Sold Out: New documentary shares tenant stories, lifts up solutions to loss of affordable housing

The voices of tenants and owners, advocates and elected officials raise the urgency and opportunity to address the loss of affordable housing in a new documentary. Produced by Twin Cities PBS, in partnership with local advocates and funders, “Sold Out: Affordable Housing at Risk” reveals the price we all pay when families are pushed out of our communities as modestly priced units are replaced with upscale developments.

It’s been more than a year since the ultimatum given to hundreds of tenants at the Crossroads at Penn: Pay massive rent hikes, pass stringent tenant requirements — or be forced out into a white hot rental market with very few options for low-income households or those on government assistance. A year later, more than 95% of the tenants are gone — but it’s not just the families who’ve suffered.

Watch the full film online now!

We all pay the price when low-cost rental housing is upscaled for higher income households and families are displaced,” says Chip Halbach, executive director of the Minnesota Housing Partnership. “How we answer this challenge in the near term will impact our region’s economic strength and the resilience of our social fabric. But we must act soon. Unlike cities like San Francisco and Seattle, where housing affordability has spun out of control, we still have time to make the Twin Cities a place where people at all income levels can live and contribute.”

As evidenced in MHP’s 2016 report by the same name, strong growth among renter households with higher incomes — above $50,000 per year — has created a strong incentive to re-position older properties with diverse populations for younger, more affluent households. The new 60-minute documentary provides first-hand accounts from numerous former residents of the Crossroads at Penn, sharing the devastating impacts of being pushed from a place where some had resided for decades.

“It was a wonderful place for all of us families,” says a former Crossroads tenant. “We had neighbors, we had relationships, our community, and also the schools, the transportation, even employment. It was a good place for all of us.” But when residents were forced out by new standards and increased rent, they were dispersed from the support systems and services that made ends meet.

“It’s greatly compounded the difficulties of their lives, figuring out how to get so much farther to their job, to their doctor, to the grocery store,” says Tim Thompson, President and Senior Attorney at the Housing Justice Center. The film also lifts up the work of tenant organizing and highlights a landmark legal suit brought by the Crossroads residents under the Fair Housing Act.

The impacts of apartment upscaling, like the Crossroads, ripple far beyond the individuals and households forced to move. Through interviews with elected leaders, researchers, educators and employers, the films reveals how the uprooting of families negatively impacts area businesses and local schools as well as the social fabric and economic functioning of our communities. It makes clear that the current housing market fails residents struggling to make ends meet — and all of us pay the price.

There is no single or simple solution but there is one certainty: Ensuring adequate affordable homes impacts the lives of every single resident of the region.
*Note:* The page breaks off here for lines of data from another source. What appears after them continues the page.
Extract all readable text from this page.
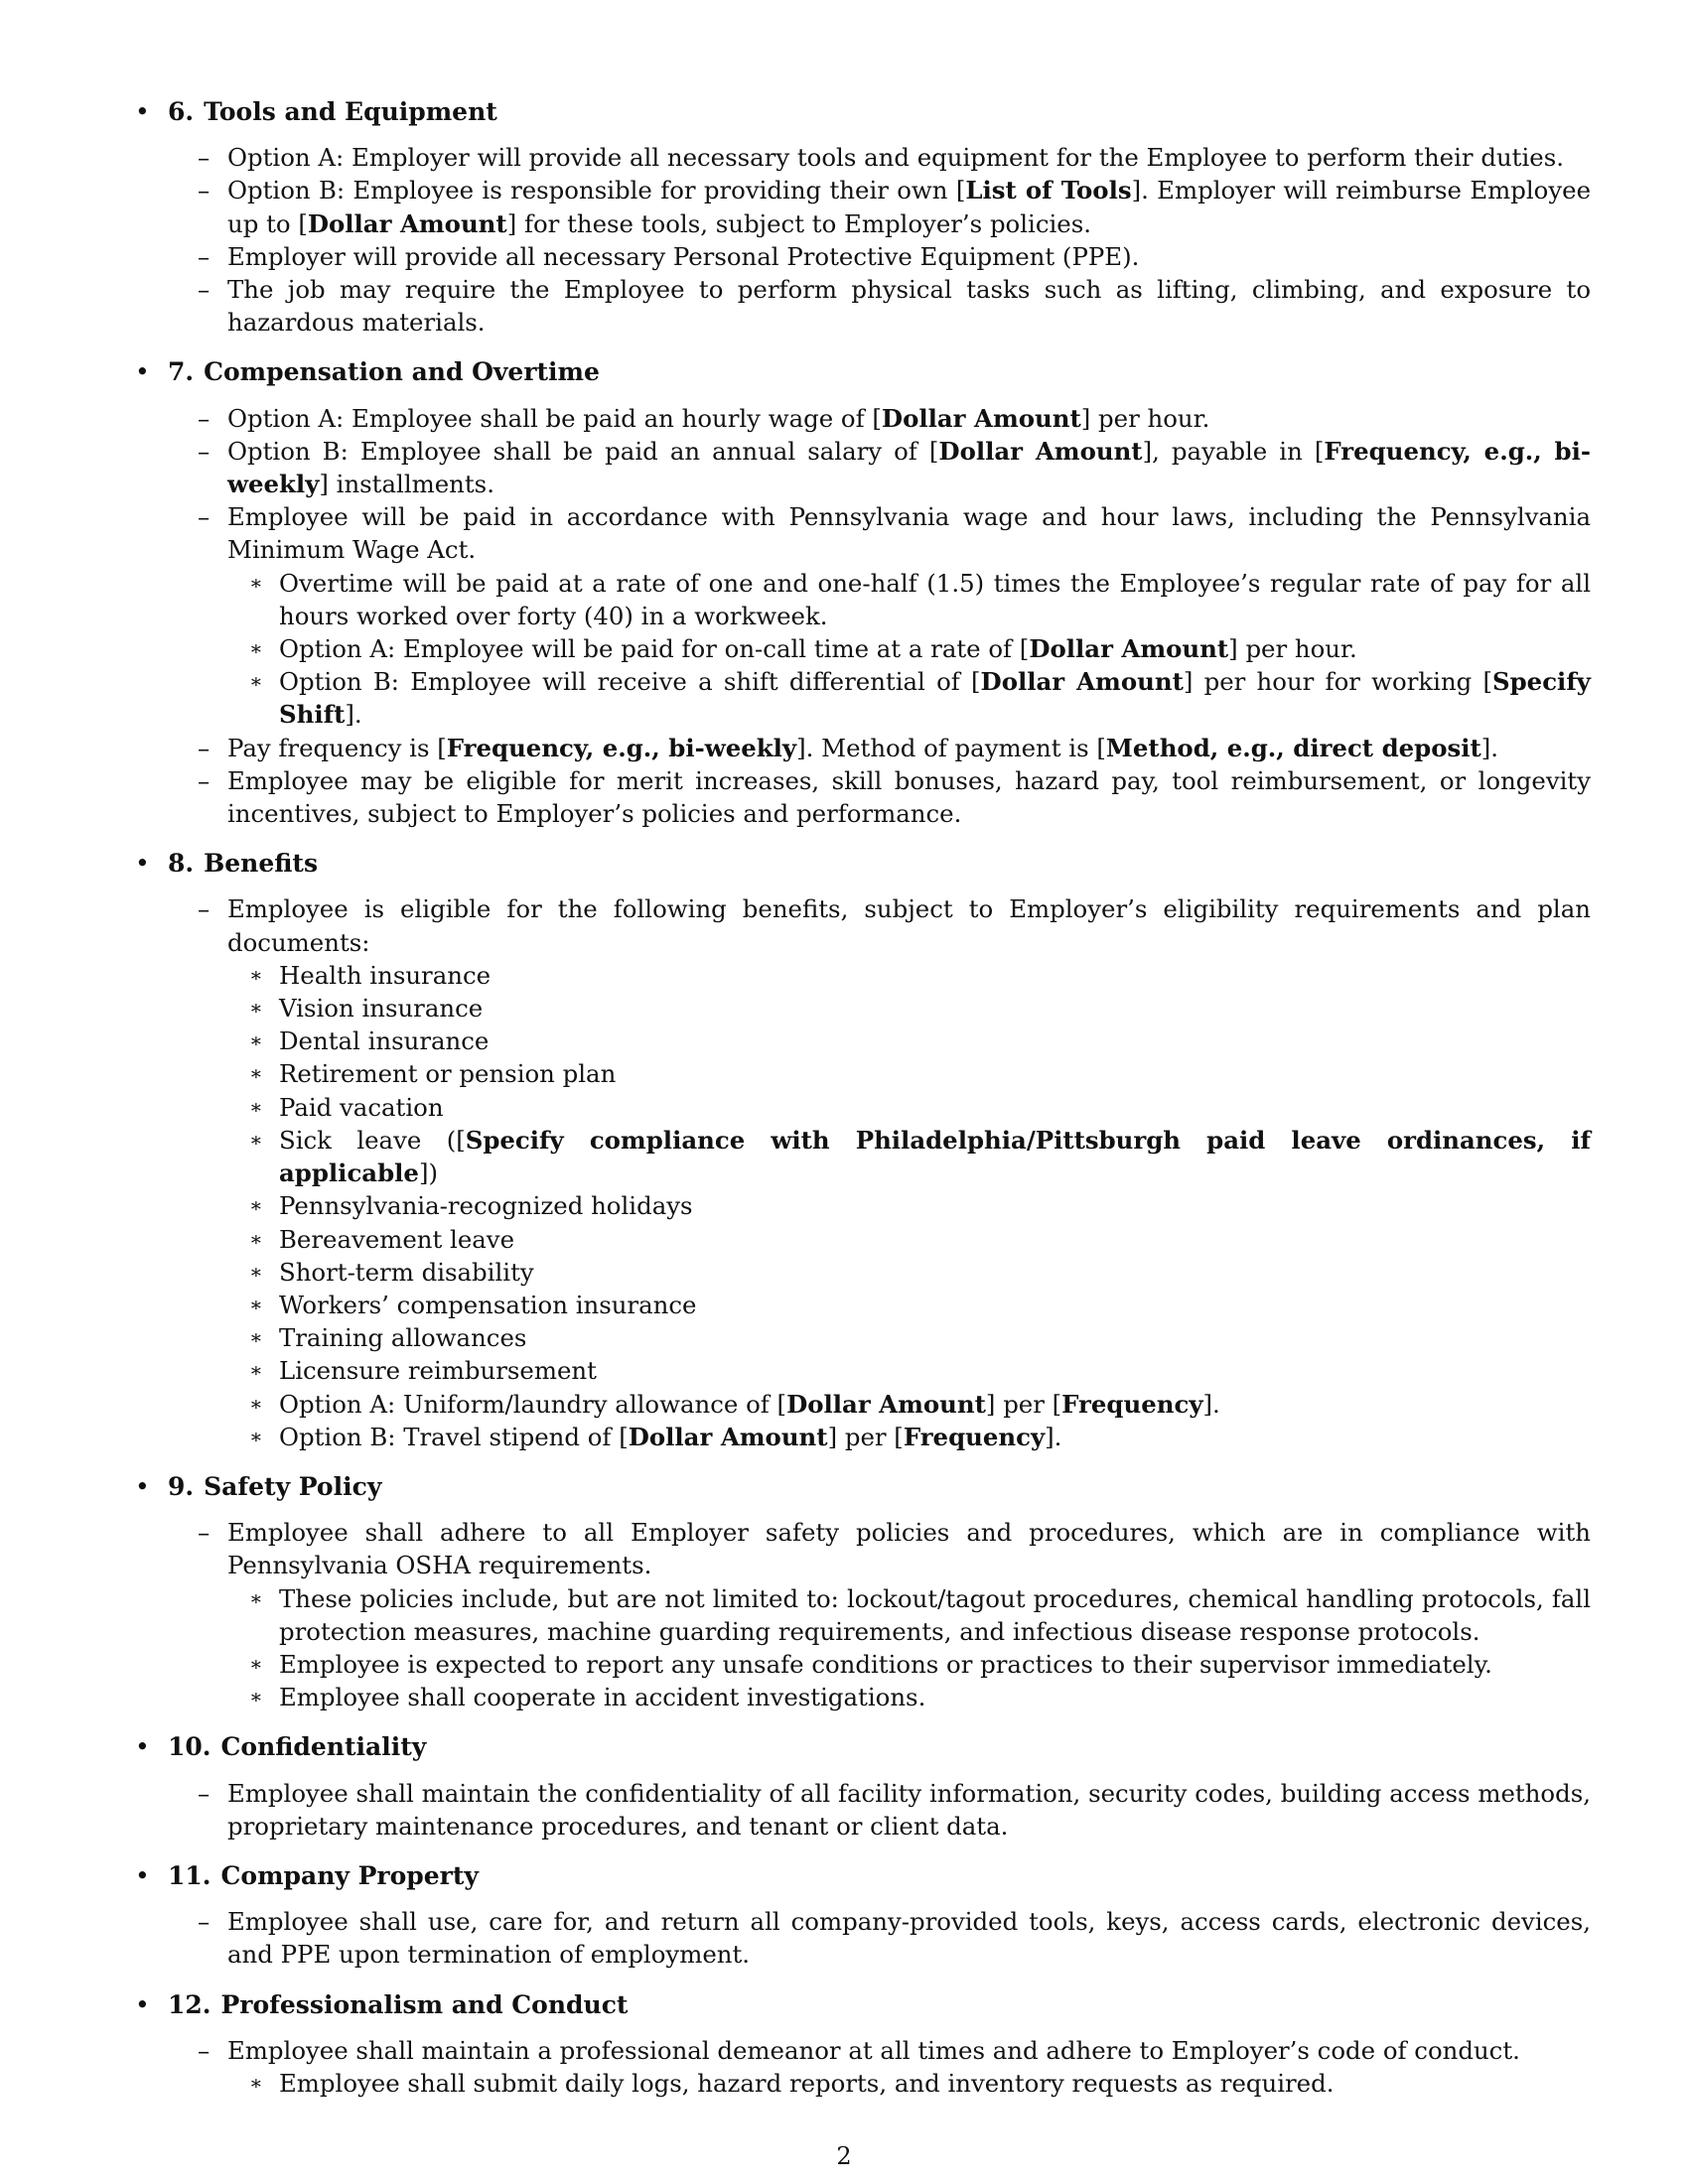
• 6. Tools and Equipment
– Option A: Employer will provide all necessary tools and equipment for the Employee to perform their duties.
– Option B: Employee is responsible for providing their own [List of Tools]. Employer will reimburse Employee up to [Dollar Amount] for these tools, subject to Employer’s policies.
– Employer will provide all necessary Personal Protective Equipment (PPE).
– The job may require the Employee to perform physical tasks such as lifting, climbing, and exposure to hazardous materials.
• 7. Compensation and Overtime
– Option A: Employee shall be paid an hourly wage of [Dollar Amount] per hour.
– Option B: Employee shall be paid an annual salary of [Dollar Amount], payable in [Frequency, e.g., bi-weekly] installments.
– Employee will be paid in accordance with Pennsylvania wage and hour laws, including the Pennsylvania Minimum Wage Act.
∗ Overtime will be paid at a rate of one and one-half (1.5) times the Employee’s regular rate of pay for all hours worked over forty (40) in a workweek.
∗ Option A: Employee will be paid for on-call time at a rate of [Dollar Amount] per hour.
∗ Option B: Employee will receive a shift differential of [Dollar Amount] per hour for working [Specify Shift].
– Pay frequency is [Frequency, e.g., bi-weekly]. Method of payment is [Method, e.g., direct deposit].
– Employee may be eligible for merit increases, skill bonuses, hazard pay, tool reimbursement, or longevity incentives, subject to Employer’s policies and performance.
• 8. Benefits
– Employee is eligible for the following benefits, subject to Employer’s eligibility requirements and plan documents:
∗ Health insurance
∗ Vision insurance
∗ Dental insurance
∗ Retirement or pension plan
∗ Paid vacation
∗ Sick leave ([Specify compliance with Philadelphia/Pittsburgh paid leave ordinances, if applicable])
∗ Pennsylvania-recognized holidays
∗ Bereavement leave
∗ Short-term disability
∗ Workers’ compensation insurance
∗ Training allowances
∗ Licensure reimbursement
∗ Option A: Uniform/laundry allowance of [Dollar Amount] per [Frequency].
∗ Option B: Travel stipend of [Dollar Amount] per [Frequency].
• 9. Safety Policy
– Employee shall adhere to all Employer safety policies and procedures, which are in compliance with Pennsylvania OSHA requirements.
∗ These policies include, but are not limited to: lockout/tagout procedures, chemical handling protocols, fall protection measures, machine guarding requirements, and infectious disease response protocols.
∗ Employee is expected to report any unsafe conditions or practices to their supervisor immediately.
∗ Employee shall cooperate in accident investigations.
• 10. Confidentiality
– Employee shall maintain the confidentiality of all facility information, security codes, building access methods, proprietary maintenance procedures, and tenant or client data.
• 11. Company Property
– Employee shall use, care for, and return all company-provided tools, keys, access cards, electronic devices, and PPE upon termination of employment.
• 12. Professionalism and Conduct
– Employee shall maintain a professional demeanor at all times and adhere to Employer’s code of conduct.
∗ Employee shall submit daily logs, hazard reports, and inventory requests as required.
2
From tenant organizing to social impact investing, community and elected leaders are putting forward strategies to keep low-cost rental housing safe, stable and available to the workers and families who play a critical role in the economy and life of the region. By hearing directly the voices of those impacted and understanding the trends driving this upscaling, “Sold Out” aims to set the stage for a community-wide conversation focused on enacting policy and lifting up solutions from the grassroots, grasstops and public-private partnerships to stem the loss of affordable housing in the Twin Cities.

Now is the time to act. We hope you will join us in this critical discussion.